LA GRANDE ÉPREUVE est commencée. Chaque soir, nous écoutons avec passion les comptes rendus à la radio et à la télévision, avant d'avoir, le lendemain, de plus amples détails dans Sport-Flash, le journal spécialement édité pour le tour.
L'étape-prologue, courue sur douze kilomètres contre la montre sur un terrain sinueux mais plat, au bord de la Seine, est revenue au Hollandais Stevens, comme tout le monde s'y attendait. C'est donc lui qui a endossé le premier le maillot jaune. Il a réussi à grignoter cinquante-huit secondes sur son suivant immédiat, Rodolfi, et une minute vingt-cinq sur Baba qui, en se classant treizième, s'est comporté honorablement.

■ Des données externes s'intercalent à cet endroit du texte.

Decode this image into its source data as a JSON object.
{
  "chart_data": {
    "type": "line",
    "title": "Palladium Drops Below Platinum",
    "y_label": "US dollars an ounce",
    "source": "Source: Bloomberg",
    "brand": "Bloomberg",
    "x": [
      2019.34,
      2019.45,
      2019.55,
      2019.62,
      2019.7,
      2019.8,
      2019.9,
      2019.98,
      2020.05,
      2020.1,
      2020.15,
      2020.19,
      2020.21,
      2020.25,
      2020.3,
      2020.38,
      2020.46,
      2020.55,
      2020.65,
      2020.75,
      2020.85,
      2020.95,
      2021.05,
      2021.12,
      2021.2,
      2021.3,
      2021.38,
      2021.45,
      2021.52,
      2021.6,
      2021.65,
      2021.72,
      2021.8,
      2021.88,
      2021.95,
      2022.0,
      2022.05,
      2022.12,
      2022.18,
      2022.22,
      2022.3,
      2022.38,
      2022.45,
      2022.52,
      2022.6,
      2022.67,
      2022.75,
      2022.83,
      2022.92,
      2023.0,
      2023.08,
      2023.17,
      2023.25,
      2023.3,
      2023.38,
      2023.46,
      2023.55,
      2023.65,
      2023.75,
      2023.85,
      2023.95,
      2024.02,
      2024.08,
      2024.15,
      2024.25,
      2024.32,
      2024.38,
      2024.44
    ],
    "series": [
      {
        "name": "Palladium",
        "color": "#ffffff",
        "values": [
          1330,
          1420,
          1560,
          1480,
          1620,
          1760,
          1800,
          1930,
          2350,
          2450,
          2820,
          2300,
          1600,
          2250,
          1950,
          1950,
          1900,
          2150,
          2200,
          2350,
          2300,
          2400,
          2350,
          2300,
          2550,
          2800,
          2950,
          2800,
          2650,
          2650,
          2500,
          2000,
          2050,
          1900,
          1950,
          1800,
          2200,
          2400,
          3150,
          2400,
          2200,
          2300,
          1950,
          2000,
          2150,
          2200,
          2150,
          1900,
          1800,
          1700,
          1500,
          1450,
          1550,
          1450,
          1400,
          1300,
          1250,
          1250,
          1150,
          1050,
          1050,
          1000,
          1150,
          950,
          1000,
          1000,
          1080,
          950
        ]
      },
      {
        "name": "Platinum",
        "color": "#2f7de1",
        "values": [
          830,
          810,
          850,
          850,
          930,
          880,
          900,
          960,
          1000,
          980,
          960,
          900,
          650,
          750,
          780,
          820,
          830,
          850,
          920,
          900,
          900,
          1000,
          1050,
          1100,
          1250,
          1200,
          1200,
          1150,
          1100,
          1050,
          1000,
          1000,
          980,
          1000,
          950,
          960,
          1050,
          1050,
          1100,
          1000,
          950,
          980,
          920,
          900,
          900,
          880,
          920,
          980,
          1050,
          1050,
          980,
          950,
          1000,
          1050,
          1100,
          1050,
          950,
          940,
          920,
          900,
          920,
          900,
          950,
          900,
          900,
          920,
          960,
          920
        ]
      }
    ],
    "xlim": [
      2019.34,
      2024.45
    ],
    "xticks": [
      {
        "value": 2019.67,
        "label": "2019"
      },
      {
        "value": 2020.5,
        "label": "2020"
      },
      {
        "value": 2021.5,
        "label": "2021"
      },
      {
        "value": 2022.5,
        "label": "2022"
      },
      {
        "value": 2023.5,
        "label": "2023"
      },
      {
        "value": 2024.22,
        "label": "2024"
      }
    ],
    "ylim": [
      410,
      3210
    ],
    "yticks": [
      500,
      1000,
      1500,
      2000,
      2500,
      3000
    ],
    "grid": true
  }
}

La seconde étape a vu la victoire du rapide Martin, un Français fougueux qui fait souvent parler de lui aux étapes au finish. Aubanel s'est classé derrière, avec le même temps que le peloton. Quand nous lui avons téléphoné, le soir, à Rennes, il nous a répondu, de sa voix chantante du Midi :
« Tout va bien; cette étape a été une promenade... mais ça ne va pas durer. Merci pour votre coup de fil. Continuez de m'appeler, chaque soir. Vous entretenez mon courage. »
Baba ne se trompait pas en disant que tout allait changer. Le jour suivant, Rodolfi, qu'Aubanel appelait le patron ou le « vieux », sans qu'il y eût rien de péjoratif dans cet adjectif, avait décidé de secouer la torpeur de la troupe, torpeur qui profitait aux coureurs médiocres mais déplaisait aux ambitieux et aux cracks.
Dès le départ, Rodolfi déclencha les hostilités en donnant à ses hommes la consigne de le suivre dans une échappée de longue haleine et de freiner ensuite le peloton pour lui permettre, à lui, de foncer vers le but et d'arriver en vainqueur aux Sables-d'Olonne. Le coup réussit... et même si bien que non seulement l'Italien remporta l'étape mais qu'il revêtit le maillot jaune. Hélas! en jouant le rôle de « gregario », Aubanel, lui, ne put tirer son épingle du jeu. Impuissant à contenir une attaque du peloton, après avoir laissé Rodolfi voler seul en avant, il se laissa déborder par le gros de la troupe et même lâcher dans les derniers kilomètres, pour se classer quarante-deuxième avec quatre minutes de retard sur son leader.